Now imagine we were all dependent on crypto currency.
Or using some form of "social credit score" in order to access not just purchasing, but transport, medical care, etc. Bad as that would be in normal operations, when the system goes down nobody can do anything.

Some people want to get rid of private vehicles in favor of public transport and rideshares. A system glitch or hack could easily cause all the vehicles to just stop, if not suddenly decide to merge with walls at 100 MPH.
 
The real world is looking more and more like Star Trek: TOS: by the time we can actually literally communicate with AI by having a conversation with it, some dude with smarts and charisma will be able to talk the AI into killing itself.
I'd pay to watch that.
 
Or using some form of "social credit score" in order to access not just purchasing, but transport, medical care, etc. Bad as that would be in normal operations, when the system goes down nobody can do anything.

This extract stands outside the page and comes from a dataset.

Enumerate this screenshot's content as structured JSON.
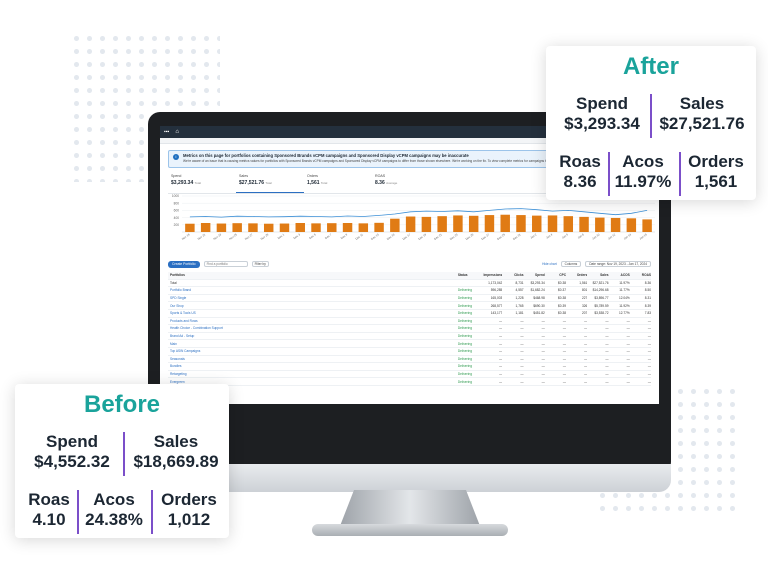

Some people want to get rid of private vehicles in favor of public transport and rideshares. A system glitch or hack could easily cause all the vehicles to just stop, if not suddenly decide to merge with walls at 100 MPH.
True, but I would mandate all businesses have the old mechanical credit card clunk-chink deals and at least one mechanical cash register.
 
The Real Life part: two actors following a script. Shatner and the actor who had the thankless job of voicing the prop that represented an AI-driven machine.
What the clip doesn't show, is an AI driven to suicide.
The real world is looking more and more like Star Trek: TOS: by the time we can actually literally communicate with AI by having a conversation with it, some dude with smarts and charisma will be able to talk the AI into killing itself.

You didn't deliver, there was no AI involved.
 
Cash is fine when the ATM or the computer system in one of the few bank branches remaining, works. Other than that we are back to barter.

How much cash do we actually carry on an average day and how long would that last in an average week?

How much is the average week grocery bill at the average stupor market?

Can you get to the average stupor market on the average week?

I have to have mine delivered, it is not fun.
 
Here is an expert analysis and succinct explanation on what happened:
View: https://www.youtube.com/watch?v=wAzEJxOo1ts
It's so easy, even a rocket surgeon could understand it.

A most cogent comment was "If we don't sugar coat it, it's a kernel-level remote backdoor running unsigned code. You can't make it any worse. CrowdStrike is not the only one. Ubuntu live patch at least betatests patches on free users first. Then we have Intel ME. WiFi cards running unaudited binary blobs (which is why you often can't boot from it). You are not in control and this will repeat."